Thinking the Unthinkable: The End of the State of Israel?


Can you imagine a world without the state of Israel?

I can’t, but Ron Rosenbaum can—even if the American Jewish journalist and author hates to even think about the possibility.

In his December 14 essay in Tablet magazine titled “Thinking The Unthinkable: A Lamentation For The State Of Israel,” Rosenbaum writes that “I believe the state of Israel may not survive. That its days are numbered.”

This is an idea, he says, that “nobody wants to say it aloud. Not even whisper it.”

Yet, he fears it is a real possibility. “The entire world has essentially turned on the Jewish state,” he says.

For proof, he cites “the sewer of anti-Semitism that runs beneath the surface of social media,” the rise of ISIS, increasing anti-Semitism in Europe, calls from North America for a boycott of Israeli-produced products, and those who accuse Israel of genocide in Gaza “while ignoring the explicit call for genocide in the Hamas charter.”

For many, this is “no big deal,” he says—it’s been this way for 2,000 years. But things feel different for him now, for two main reasons.

The first one is the declaration of Iran’s Ayatollah Khameini last September that Israel will not exist in 25 years.

"I'd say (to Israel) that they will not see (the end) of these 25 years," Khameini stated in a report carried by CNN and other media in September, last year, referencing the length of some of the restrictions on his country in its new nuclear deal with western nations. 

"God willing, there will be no such thing as a Zionist regime in 25 years," he added. "Until then, struggling, heroic and jihadi morale will leave no moment of serenity for Zionists."

That was bad enough, but the other reason Rosebaum is alarmed is the so-called “stabbing intifada,” where Israelis are being wounded and killed by knife-wielding Palestinian attackers.

What makes the stabbing Intifada so particularly horrific, he says, is that it not warfare or insurgency, but the “ritual murder of Jews, which is an entirely new form of anti-Semitic horror-show. “

He went on to cite a news story that reported that 80 percent of Israeli children are afraid for the lives, and 64 percent are afraid to leave their homes.

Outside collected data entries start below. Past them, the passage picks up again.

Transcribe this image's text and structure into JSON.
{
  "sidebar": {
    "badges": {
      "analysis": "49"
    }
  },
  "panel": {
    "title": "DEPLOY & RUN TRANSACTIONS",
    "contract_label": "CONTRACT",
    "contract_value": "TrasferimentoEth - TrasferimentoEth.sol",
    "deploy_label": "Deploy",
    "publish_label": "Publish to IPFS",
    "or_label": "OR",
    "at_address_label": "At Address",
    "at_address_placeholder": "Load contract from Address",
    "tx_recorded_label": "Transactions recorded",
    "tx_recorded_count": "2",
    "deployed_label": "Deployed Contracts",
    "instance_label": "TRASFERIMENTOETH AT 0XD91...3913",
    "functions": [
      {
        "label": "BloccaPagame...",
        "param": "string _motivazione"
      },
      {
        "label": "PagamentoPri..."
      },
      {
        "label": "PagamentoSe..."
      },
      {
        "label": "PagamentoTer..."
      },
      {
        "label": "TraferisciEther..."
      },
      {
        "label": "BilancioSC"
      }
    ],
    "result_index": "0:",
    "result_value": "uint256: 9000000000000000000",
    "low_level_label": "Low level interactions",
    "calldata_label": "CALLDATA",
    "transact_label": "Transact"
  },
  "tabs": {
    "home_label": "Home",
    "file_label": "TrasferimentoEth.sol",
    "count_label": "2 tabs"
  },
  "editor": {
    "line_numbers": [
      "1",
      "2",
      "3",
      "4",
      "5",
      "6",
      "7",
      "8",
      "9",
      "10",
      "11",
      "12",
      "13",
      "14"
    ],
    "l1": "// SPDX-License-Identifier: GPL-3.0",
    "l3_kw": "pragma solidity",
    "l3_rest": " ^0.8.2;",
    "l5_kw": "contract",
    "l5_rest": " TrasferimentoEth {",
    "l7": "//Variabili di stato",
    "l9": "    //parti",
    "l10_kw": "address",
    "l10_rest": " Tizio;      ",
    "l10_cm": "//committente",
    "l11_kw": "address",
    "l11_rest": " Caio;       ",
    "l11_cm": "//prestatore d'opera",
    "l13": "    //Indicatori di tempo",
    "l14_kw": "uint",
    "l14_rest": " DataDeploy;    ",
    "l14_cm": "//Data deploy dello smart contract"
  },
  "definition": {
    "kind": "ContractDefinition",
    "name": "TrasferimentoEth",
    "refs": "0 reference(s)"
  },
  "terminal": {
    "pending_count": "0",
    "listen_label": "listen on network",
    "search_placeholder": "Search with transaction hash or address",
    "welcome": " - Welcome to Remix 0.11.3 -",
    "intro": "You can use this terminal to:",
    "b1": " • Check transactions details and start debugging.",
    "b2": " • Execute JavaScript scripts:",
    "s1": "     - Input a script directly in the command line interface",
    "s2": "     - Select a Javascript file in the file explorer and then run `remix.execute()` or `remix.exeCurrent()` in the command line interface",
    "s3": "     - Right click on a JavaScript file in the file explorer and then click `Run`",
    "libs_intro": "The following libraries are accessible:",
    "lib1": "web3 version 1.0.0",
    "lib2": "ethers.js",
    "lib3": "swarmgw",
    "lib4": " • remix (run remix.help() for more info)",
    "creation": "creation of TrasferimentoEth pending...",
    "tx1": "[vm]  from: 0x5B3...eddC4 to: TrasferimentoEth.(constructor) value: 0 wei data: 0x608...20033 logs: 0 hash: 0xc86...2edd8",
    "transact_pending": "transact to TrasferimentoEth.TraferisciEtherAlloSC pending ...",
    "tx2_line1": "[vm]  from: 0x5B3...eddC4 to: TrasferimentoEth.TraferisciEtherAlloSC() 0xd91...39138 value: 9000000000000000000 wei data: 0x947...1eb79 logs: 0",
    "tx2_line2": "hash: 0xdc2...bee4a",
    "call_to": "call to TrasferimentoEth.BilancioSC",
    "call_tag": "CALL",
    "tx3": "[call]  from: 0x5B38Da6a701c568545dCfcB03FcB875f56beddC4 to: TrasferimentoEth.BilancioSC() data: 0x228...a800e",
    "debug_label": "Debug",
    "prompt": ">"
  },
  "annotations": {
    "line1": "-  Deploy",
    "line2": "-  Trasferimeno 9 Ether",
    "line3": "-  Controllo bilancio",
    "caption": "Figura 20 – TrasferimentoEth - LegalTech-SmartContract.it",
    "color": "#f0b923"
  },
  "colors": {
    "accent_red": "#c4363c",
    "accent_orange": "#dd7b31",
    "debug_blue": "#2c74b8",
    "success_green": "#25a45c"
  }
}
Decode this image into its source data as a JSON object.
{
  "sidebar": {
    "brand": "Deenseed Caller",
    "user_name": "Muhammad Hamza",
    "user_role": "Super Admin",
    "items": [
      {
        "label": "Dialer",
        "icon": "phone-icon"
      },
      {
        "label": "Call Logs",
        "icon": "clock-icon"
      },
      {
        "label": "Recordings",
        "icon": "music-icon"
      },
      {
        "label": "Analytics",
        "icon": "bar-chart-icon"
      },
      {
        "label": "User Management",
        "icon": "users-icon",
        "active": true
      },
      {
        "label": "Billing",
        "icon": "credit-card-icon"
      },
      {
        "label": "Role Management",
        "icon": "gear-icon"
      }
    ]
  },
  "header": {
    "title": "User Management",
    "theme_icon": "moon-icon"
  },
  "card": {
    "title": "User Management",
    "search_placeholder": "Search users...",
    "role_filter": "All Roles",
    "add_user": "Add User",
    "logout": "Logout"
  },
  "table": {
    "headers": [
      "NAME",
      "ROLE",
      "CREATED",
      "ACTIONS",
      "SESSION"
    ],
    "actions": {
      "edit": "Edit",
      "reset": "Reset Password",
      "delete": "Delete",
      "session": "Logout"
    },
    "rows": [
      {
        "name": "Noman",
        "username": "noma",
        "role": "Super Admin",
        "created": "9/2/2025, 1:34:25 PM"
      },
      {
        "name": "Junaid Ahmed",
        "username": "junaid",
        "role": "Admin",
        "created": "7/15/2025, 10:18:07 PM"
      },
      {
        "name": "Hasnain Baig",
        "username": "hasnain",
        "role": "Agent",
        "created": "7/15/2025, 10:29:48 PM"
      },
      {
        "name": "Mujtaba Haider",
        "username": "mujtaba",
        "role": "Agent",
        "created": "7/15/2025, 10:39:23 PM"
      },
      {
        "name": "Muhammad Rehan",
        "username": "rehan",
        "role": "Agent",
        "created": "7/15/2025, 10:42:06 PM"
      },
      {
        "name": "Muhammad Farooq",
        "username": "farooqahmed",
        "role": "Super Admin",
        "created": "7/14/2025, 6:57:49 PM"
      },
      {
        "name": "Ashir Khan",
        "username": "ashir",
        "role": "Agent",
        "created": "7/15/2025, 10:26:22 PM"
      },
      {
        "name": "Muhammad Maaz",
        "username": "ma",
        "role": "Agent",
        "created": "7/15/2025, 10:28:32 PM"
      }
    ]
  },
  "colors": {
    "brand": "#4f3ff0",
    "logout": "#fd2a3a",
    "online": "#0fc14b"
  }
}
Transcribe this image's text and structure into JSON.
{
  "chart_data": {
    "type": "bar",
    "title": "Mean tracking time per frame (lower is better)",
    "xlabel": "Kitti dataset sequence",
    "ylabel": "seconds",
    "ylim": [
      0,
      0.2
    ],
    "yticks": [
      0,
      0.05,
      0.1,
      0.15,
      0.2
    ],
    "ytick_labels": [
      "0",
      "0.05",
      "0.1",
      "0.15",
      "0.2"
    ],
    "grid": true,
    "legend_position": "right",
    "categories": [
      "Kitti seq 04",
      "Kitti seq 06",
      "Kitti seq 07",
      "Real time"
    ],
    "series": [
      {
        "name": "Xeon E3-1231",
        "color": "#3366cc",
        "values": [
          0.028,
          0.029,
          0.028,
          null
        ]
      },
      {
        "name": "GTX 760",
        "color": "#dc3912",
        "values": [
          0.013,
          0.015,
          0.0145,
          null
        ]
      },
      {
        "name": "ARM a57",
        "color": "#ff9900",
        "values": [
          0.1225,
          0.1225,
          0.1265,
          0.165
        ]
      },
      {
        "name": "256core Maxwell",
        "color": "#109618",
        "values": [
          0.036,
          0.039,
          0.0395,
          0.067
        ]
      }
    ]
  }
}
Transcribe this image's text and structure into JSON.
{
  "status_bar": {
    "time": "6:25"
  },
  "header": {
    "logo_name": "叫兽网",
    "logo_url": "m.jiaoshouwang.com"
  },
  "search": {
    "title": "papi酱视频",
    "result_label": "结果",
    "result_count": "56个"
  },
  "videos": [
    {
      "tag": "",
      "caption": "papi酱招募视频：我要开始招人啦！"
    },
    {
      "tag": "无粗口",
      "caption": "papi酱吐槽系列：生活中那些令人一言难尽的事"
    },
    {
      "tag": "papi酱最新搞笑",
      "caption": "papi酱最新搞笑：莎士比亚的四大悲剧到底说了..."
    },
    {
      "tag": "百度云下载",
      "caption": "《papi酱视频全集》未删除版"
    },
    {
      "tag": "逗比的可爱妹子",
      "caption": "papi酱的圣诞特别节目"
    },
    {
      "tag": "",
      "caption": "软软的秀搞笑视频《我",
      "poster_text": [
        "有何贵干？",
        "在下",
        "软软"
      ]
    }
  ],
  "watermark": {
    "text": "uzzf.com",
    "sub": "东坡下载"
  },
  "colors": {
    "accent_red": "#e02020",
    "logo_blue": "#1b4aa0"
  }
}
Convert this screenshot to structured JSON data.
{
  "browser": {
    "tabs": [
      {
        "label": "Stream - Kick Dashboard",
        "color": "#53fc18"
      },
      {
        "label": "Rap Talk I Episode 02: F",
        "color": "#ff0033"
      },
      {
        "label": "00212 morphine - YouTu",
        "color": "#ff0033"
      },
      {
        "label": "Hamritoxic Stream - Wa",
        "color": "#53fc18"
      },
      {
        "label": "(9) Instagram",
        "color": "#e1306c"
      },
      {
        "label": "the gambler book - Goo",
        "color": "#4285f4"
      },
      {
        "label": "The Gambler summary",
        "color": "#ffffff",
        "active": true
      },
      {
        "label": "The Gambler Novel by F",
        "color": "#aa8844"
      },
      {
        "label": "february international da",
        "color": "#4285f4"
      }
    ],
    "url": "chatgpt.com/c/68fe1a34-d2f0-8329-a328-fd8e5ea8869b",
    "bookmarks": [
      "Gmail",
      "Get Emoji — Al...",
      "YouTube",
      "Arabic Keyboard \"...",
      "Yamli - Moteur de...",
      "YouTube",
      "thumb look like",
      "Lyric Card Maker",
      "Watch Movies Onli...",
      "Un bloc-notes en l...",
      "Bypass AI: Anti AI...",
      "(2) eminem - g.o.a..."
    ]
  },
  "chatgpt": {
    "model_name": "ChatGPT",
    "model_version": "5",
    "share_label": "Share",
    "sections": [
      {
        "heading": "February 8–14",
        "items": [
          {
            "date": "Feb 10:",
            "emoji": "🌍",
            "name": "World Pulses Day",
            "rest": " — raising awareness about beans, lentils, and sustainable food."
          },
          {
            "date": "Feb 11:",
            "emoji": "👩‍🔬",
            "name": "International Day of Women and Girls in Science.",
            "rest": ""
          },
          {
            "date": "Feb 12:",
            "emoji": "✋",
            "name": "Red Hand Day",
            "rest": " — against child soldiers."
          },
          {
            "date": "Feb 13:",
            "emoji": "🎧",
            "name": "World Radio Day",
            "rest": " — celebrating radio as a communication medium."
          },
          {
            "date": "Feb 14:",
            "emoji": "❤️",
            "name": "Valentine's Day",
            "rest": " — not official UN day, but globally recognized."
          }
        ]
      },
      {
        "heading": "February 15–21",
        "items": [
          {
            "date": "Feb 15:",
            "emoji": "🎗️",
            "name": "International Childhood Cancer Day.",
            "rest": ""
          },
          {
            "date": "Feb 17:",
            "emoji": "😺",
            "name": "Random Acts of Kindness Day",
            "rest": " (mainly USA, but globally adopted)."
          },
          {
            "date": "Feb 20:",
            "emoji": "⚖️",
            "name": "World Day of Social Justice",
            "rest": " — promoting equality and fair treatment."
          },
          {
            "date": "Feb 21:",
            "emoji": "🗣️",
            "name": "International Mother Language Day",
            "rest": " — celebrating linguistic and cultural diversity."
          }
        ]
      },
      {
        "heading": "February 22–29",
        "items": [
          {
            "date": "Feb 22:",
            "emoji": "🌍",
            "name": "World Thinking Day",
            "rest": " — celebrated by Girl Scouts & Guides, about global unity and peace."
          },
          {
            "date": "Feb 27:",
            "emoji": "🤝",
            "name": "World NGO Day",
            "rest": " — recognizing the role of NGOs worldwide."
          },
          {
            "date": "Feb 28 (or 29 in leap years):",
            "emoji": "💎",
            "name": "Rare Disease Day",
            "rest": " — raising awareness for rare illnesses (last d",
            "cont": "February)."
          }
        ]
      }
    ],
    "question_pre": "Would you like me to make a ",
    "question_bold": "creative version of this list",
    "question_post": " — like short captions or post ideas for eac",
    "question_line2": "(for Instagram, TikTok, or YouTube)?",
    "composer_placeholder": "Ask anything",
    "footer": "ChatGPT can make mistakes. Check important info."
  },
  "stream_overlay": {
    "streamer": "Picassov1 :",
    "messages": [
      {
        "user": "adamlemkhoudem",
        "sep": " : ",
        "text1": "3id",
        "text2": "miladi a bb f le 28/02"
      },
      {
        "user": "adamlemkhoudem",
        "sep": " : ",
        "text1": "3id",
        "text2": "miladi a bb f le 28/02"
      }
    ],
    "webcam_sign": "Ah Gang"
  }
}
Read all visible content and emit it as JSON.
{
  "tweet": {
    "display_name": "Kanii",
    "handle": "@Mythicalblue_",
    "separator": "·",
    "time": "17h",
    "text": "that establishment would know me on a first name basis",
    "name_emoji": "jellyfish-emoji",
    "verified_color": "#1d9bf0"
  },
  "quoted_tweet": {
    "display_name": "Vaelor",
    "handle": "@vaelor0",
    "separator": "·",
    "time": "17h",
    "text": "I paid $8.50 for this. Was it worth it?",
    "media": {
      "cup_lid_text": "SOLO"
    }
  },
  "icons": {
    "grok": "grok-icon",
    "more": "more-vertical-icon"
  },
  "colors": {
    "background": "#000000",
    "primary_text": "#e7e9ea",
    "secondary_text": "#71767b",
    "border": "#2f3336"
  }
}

“Talk about feeling precarious. . . . the possibility will haunt every walk in the street, every trip to the market, every stroll in a public place,” he wrote.

“All of Israel’s nuclear weapons cannot “deter these attacks, cannot wipe out the memories, restore the losses. There is no Iron Dome for internal defense of the soul.”

Does this all portend the end of the state of Israel? “I don’t know,” he says. “I do think it portends the end of optimism.”

After reading Rosenbaum’s essay, I asked Alan Green, Rabbi at Shaarey Zedek Synagogue here in Winnipeg, for his opinion. What did he think of what Rosenbaum had written?

“This is an article I could have written myself,” said Green, a passionate supporter of Israel. “The dark picture he paints is completely accurate.  And I would agree that the demise of Israel is a distinct possibility, but not necessarily a probability.”

Where he differs with the author is that Green is a person of faith, while Rosenbaum self-described as non-religious.

Green believes that the founding of the State of Israel in 1948 “is the fulfillment of Divine promises dating back to the prophecies of Isaiah, Ezekiel, and Jeremiah, and intimately tied up with the redemption of all humanity.”

He hopes the worst doesn’t come true, “but the fact that Israel is facing off against the Mullahs of Iran, Hezbollah, ISIS, Hamas, the Al Aksa Martyr's Brigade, Al Qaeda, Boko Haram, and a whole host of other evil-doers makes for an apocalyptic situation.”

While Green fears for the future of Israel, he isn’t worried about being a Jew in Winnipeg. “I think it's highly unlikely that anyone is going to attack a Jew simply for being Jewish in Winnipeg, or anywhere else in Canada,” he says.

While he thinks that Jews in Canada will continue to be safe into foreseeable future,  “Israel and Europe are an entirely different story.”

From the Feb. 6, 2016 Winnipeg Free Press.